I bring this up (again — see earlier posts on a particularly outrageous case and my interview with the delightful Alex Nicholson) to highlight a new — but hardly surprising — finding that women are being kicked out under this daft policy at much higher rates than men. In some cases, the raw numbers of women expelled are higher, which is eye-opening when one considers that women account for a small percentage of all military.
Part of it, Nathaniel Frank suggests, may simply be due to a higher percentage of lesbians than gay men in the military. But I’d guess that it also has a great deal to do with the male-drenched military culture, and its prerogatives. Women who resist the advances of male soldiers are in peril of being deemed lesbians. For too many male soldiers even today, the idea of a powerful, resistant woman may be more threatening than a sufficiently macho gay man (as long as no one talks about it).
Or maybe gay men are just better at inauthenticity than lesbians. In today’s military, that’s a job requirement for some soldiers. Now it’s up to Obama to repeal the thing, or lose what credibility he still has with the LGBT community. Today’s NY Times analysis of the Peace Prize makes a point one hears more and more these days:
“[T]he award…was a reminder of the gap between the ambitious promise of his words and his accomplishments.
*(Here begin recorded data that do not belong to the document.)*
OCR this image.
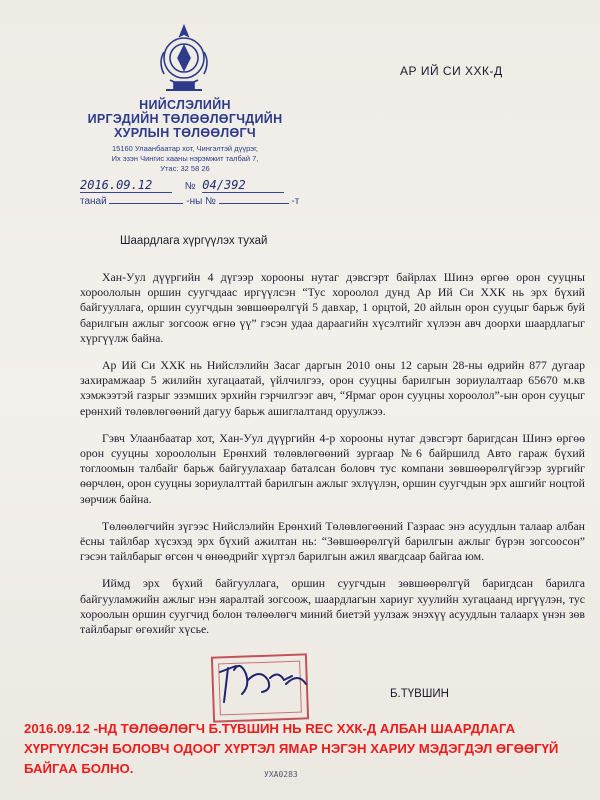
НИЙСЛЭЛИЙН
ИРГЭДИЙН ТӨЛӨӨЛӨГЧДИЙН
ХУРЛЫН ТӨЛӨӨЛӨГЧ
15160 Улаанбаатар хот, Чингэлтэй дүүрэг,
Их эзэн Чингис хааны нэрэмжит талбай 7,
Утас: 32 58 26
АР ИЙ СИ ХХК-Д
2016.09.12	№ 04/392
танай	-ны №	-т
Шаардлага хүргүүлэх тухай

Хан-Уул дүүргийн 4 дүгээр хорооны нутаг дэвсгэрт байрлах Шинэ өргөө орон сууцны хороололын оршин суугчдаас иргүүлсэн “Тус хороолол дунд Ар Ий Си ХХК нь эрх бүхий байгууллага, оршин суугчдын зөвшөөрөлгүй 5 давхар, 1 орцтой, 20 айлын орон сууцыг барьж буй барилгын ажлыг зогсоож өгнө үү” гэсэн удаа дараагийн хүсэлтийг хүлээн авч доорхи шаардлагыг хүргүүлж байна.

Ар Ий Си ХХК нь Нийслэлийн Засаг даргын 2010 оны 12 сарын 28-ны өдрийн 877 дугаар захирамжаар 5 жилийн хугацаатай, үйлчилгээ, орон сууцны барилгын зориулалтаар 65670 м.кв хэмжээтэй газрыг эзэмших эрхийн гэрчилгээг авч, “Ярмаг орон сууцны хороолол”-ын орон сууцыг ерөнхий төлөвлөгөөний дагуу барьж ашиглалтанд оруулжээ.

Гэвч Улаанбаатар хот, Хан-Уул дүүргийн 4-р хорооны нутаг дэвсгэрт баригдсан Шинэ өргөө орон сууцны хороололын Ерөнхий төлөвлөгөөний зургаар №6 байршилд Авто гараж бүхий тоглоомын талбайг барьж байгуулахаар баталсан боловч тус компани зөвшөөрөлгүйгээр зургийг өөрчлөн, орон сууцны зориулалттай барилгын ажлыг эхлүүлэн, оршин суугчдын эрх ашгийг ноцтой зөрчиж байна.

Төлөөлөгчийн зүгээс Нийслэлийн Ерөнхий Төлөвлөгөөний Газраас энэ асуудлын талаар албан ёсны тайлбар хүсэхэд эрх бүхий ажилтан нь: “Зөвшөөрөлгүй барилгын ажлыг бүрэн зогсоосон” гэсэн тайлбарыг өгсөн ч өнөөдрийг хүртэл барилгын ажил явагдсаар байгаа юм.

Иймд эрх бүхий байгууллага, оршин суугчдын зөвшөөрөлгүй баригдсан барилга байгууламжийн ажлыг нэн яаралтай зогсоож, шаардлагын хариуг хуулийн хугацаанд иргүүлэн, тус хороолын оршин суугчид болон төлөөлөгч миний биетэй уулзаж энэхүү асуудлын талаарх үнэн зөв тайлбарыг өгөхийг хүсье.

Б.ТҮВШИН
УХА0283
2016.09.12 -НД ТӨЛӨӨЛӨГЧ Б.ТҮВШИН НЬ REC ХХК-Д АЛБАН ШААРДЛАГА ХҮРГҮҮЛСЭН БОЛОВЧ ОДООГ ХҮРТЭЛ ЯМАР НЭГЭН ХАРИУ МЭДЭГДЭЛ ӨГӨӨГҮЙ БАЙГАА БОЛНО.
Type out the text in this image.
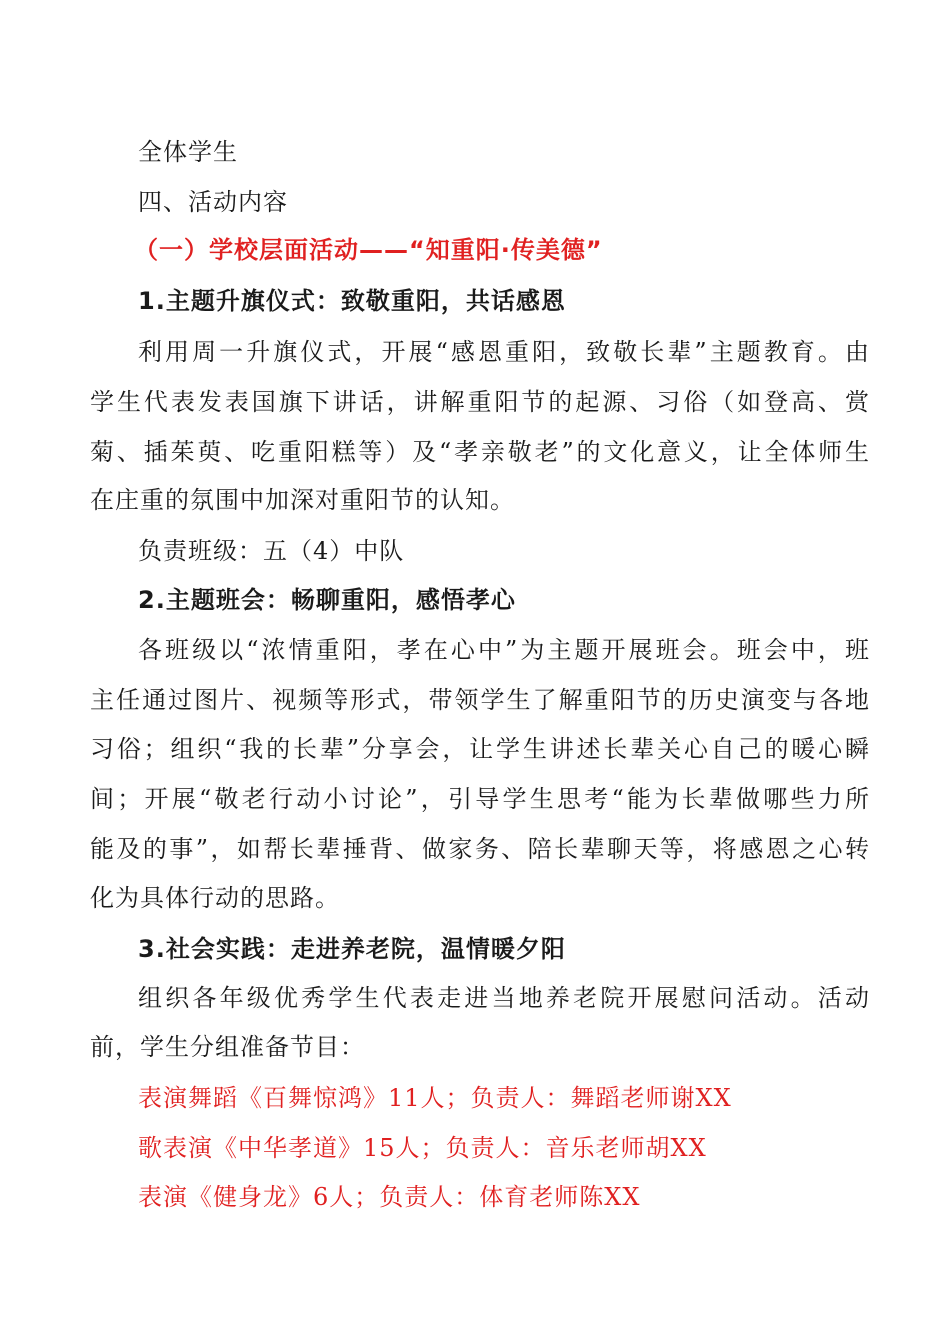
全体学生
四、活动内容
（一）学校层面活动——“知重阳·传美德”
1.主题升旗仪式：致敬重阳，共话感恩
利用周一升旗仪式，开展“感恩重阳，致敬长辈”主题教育。由
学生代表发表国旗下讲话，讲解重阳节的起源、习俗（如登高、赏
菊、插茱萸、吃重阳糕等）及“孝亲敬老”的文化意义，让全体师生
在庄重的氛围中加深对重阳节的认知。
负责班级：五（4）中队
2.主题班会：畅聊重阳，感悟孝心
各班级以“浓情重阳，孝在心中”为主题开展班会。班会中，班
主任通过图片、视频等形式，带领学生了解重阳节的历史演变与各地
习俗；组织“我的长辈”分享会，让学生讲述长辈关心自己的暖心瞬
间；开展“敬老行动小讨论”，引导学生思考“能为长辈做哪些力所
能及的事”，如帮长辈捶背、做家务、陪长辈聊天等，将感恩之心转
化为具体行动的思路。
3.社会实践：走进养老院，温情暖夕阳
组织各年级优秀学生代表走进当地养老院开展慰问活动。活动
前，学生分组准备节目：
表演舞蹈《百舞惊鸿》11人；负责人：舞蹈老师谢XX
歌表演《中华孝道》15人；负责人：音乐老师胡XX
表演《健身龙》6人；负责人：体育老师陈XX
It drew attention to the fact that while much of the world was celebrating him as the anti-Bush, he had not broken as fully as he had once implied he would from the previous administration…And it set off another round of mocking criticism from opponents….”
Perhaps the Prize will embolden Obama to take bolder steps, rather than to bask in the light that, so far, is generated at least partly by illusion.